J’ose dire que la Lorraine et bien sûr notre Métropole est aujourd’hui orpheline d’un de ses grands serviteurs.
Mais c’est Ludres d’abord qui pleure celui fut son maire pendant près d’un demi siècle. Un maire pionnier et visionnaire qui créa en 1965 la première zone industrielle privée de France. Un élu qui, dans ses différents mandats et responsabilités, fut un inlassable militant du développement économique que la réalisation d’infrastructures routières, autoroutières ou ferroviaires devait favoriser.

Un homme de caractère qui savait par son pragmatisme et sa grande intelligence anticiper l’avenir.

Féru de nouvelles technologies, il suscitait toujours l’admiration de ceux qu’il côtoyait en étant sans cesse à la pointe du monde digital.

Passionné d’aménagement du territoire, de coopération intercommunale et de décentralisation, il fut le premier président de la communauté urbaine en 1996, devenue Métropole 20 ans plus tard.

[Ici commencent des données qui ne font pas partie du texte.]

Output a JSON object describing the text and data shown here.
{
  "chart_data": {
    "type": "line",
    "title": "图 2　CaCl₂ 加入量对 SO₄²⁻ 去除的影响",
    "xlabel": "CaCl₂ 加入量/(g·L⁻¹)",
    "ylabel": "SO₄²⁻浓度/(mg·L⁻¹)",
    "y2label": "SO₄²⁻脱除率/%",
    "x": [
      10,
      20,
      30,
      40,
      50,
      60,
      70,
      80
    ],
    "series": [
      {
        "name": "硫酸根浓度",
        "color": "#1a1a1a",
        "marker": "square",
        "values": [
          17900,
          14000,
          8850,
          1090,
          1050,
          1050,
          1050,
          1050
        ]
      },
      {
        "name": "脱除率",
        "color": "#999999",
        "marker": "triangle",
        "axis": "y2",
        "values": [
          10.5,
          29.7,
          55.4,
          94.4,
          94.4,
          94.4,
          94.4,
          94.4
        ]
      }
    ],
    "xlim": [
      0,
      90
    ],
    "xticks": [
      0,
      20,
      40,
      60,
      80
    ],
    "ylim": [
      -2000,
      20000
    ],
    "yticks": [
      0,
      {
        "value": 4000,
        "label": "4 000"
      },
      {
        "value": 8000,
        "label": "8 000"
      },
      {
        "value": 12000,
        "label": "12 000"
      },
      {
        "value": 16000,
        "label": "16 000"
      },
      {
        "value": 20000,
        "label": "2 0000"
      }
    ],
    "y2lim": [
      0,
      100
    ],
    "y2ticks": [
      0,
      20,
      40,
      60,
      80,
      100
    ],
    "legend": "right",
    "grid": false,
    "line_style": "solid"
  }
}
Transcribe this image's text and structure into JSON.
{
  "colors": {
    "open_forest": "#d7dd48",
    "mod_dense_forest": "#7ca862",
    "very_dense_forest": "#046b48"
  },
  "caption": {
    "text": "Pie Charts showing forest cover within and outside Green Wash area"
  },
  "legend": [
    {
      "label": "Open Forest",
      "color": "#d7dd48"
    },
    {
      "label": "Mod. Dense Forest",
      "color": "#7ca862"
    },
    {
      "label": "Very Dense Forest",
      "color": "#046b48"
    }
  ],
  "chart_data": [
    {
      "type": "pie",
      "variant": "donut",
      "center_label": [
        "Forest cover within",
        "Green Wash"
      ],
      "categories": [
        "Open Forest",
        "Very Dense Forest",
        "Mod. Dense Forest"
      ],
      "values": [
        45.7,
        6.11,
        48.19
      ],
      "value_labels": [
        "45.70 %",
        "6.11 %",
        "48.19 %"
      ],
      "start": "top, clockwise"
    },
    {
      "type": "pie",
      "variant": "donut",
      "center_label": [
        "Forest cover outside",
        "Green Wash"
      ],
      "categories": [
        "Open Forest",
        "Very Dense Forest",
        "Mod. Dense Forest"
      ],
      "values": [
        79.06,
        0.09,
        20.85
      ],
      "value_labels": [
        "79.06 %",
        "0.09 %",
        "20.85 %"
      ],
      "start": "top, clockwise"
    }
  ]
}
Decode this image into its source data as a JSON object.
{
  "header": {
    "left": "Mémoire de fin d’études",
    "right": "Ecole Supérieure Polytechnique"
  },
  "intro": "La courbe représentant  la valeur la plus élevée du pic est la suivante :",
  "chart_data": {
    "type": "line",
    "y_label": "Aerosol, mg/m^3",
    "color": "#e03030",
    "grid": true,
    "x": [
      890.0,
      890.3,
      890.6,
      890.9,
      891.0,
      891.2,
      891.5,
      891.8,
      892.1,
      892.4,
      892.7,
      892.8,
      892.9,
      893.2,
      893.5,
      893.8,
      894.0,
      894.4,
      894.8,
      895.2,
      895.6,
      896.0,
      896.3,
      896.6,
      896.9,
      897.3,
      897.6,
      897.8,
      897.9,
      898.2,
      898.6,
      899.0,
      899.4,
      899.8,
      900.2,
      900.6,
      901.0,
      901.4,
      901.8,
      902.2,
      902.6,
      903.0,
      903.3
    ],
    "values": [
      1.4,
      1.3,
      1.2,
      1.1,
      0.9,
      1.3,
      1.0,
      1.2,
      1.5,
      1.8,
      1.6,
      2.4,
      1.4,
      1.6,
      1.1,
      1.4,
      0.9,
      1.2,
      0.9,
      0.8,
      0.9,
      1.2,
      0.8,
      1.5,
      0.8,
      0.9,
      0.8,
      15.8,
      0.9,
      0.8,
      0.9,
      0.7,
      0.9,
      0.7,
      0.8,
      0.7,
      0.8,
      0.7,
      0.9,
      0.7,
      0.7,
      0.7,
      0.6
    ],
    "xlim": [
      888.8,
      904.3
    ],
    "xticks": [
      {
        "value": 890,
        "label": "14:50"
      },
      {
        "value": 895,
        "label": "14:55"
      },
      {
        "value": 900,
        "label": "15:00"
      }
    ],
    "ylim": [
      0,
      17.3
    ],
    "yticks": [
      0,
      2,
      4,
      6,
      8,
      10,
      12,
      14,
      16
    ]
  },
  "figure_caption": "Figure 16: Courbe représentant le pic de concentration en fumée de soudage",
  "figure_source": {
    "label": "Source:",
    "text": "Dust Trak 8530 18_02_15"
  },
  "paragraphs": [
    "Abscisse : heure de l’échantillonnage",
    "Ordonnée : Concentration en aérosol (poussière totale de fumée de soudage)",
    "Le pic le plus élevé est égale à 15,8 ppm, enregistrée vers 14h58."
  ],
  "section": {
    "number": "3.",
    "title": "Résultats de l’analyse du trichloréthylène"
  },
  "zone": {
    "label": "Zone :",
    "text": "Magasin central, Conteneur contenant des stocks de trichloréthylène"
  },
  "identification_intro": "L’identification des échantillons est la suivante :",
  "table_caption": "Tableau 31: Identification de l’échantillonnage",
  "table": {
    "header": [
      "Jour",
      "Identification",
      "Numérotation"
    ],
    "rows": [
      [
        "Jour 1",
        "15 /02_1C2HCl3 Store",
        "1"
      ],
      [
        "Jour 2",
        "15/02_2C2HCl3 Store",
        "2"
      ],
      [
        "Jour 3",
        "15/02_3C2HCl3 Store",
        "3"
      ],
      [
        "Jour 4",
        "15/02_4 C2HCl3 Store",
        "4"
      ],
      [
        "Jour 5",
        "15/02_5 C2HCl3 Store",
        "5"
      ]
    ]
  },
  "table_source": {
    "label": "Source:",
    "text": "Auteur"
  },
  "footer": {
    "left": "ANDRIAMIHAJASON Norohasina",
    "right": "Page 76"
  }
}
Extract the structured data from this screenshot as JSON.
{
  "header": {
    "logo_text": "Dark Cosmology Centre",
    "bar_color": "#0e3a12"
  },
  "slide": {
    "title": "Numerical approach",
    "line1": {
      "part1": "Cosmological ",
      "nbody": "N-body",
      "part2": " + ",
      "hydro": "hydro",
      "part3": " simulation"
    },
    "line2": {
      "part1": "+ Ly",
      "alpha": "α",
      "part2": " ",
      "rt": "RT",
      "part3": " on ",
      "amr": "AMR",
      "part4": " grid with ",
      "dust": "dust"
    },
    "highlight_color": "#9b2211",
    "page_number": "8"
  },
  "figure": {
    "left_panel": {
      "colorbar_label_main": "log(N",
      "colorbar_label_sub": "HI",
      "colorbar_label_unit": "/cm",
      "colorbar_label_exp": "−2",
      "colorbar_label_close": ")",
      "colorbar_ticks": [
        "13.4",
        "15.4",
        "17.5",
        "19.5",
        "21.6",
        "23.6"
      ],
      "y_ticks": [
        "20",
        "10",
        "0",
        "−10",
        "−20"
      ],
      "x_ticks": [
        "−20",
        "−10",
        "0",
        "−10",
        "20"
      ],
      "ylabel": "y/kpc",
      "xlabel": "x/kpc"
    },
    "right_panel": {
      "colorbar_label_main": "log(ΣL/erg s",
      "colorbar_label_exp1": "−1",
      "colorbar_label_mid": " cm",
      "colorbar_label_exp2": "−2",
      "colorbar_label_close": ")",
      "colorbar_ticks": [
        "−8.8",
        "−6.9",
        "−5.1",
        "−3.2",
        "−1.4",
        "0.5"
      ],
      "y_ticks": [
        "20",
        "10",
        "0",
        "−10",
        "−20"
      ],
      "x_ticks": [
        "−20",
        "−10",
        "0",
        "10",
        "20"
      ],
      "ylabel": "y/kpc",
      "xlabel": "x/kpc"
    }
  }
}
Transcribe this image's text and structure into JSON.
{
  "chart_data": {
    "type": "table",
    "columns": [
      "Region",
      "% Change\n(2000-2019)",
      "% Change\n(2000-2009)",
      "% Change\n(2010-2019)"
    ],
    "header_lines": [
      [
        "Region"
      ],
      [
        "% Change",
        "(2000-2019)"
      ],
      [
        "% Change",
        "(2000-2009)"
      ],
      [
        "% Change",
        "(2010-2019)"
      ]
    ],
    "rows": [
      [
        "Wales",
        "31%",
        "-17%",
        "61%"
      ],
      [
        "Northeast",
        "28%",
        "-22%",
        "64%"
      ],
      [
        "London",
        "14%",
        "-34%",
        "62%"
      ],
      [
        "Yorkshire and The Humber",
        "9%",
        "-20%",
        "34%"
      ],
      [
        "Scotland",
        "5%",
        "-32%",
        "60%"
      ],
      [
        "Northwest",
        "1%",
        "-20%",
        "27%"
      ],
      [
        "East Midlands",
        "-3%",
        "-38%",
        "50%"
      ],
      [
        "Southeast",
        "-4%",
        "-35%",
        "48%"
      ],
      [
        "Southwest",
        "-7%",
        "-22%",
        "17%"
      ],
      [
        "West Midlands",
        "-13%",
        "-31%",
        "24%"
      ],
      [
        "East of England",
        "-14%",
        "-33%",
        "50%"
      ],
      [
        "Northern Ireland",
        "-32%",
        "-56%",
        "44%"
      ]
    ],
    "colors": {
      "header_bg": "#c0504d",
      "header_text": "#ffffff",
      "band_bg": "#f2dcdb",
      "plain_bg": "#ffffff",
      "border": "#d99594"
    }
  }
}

Il était un homme aux convictions solides, humanistes et profondément européennes.

Il avait le sens de la formule qui donnait aux situations complexes le caractère d’une évidence presque banale.

Jusqu’à la fin de sa vie, il fut un paysan fier de ses racines et du savoir-être, que l’amour de ce métier inculque à ceux qui le vivent.

Dans le livre qu’il écrivit il y a 30 ans, « La République dans tous ses états », Charles Choné concluait par cette formule empruntée à Voltaire « C’est n’être bon à rien, de n’être bon qu’à soi ».

Une leçon de vie mais aussi un conseil avisé qu’il nous laisse pour imaginer l’avenir, avec l’optimisme qui fut toujours le sien.

J’adresse à ses enfants, à sa famille et à ses proches, mes sentiments attristés et partage leur peine.

Photo prise le 7 juillet 23014 lors de l’inauguration du Dynapôle à Ludres en présence de Jean-Pierre Raffarin, ancien Premier Ministre, qui remit la médaille d’honneur du Sénat à Charles Choné.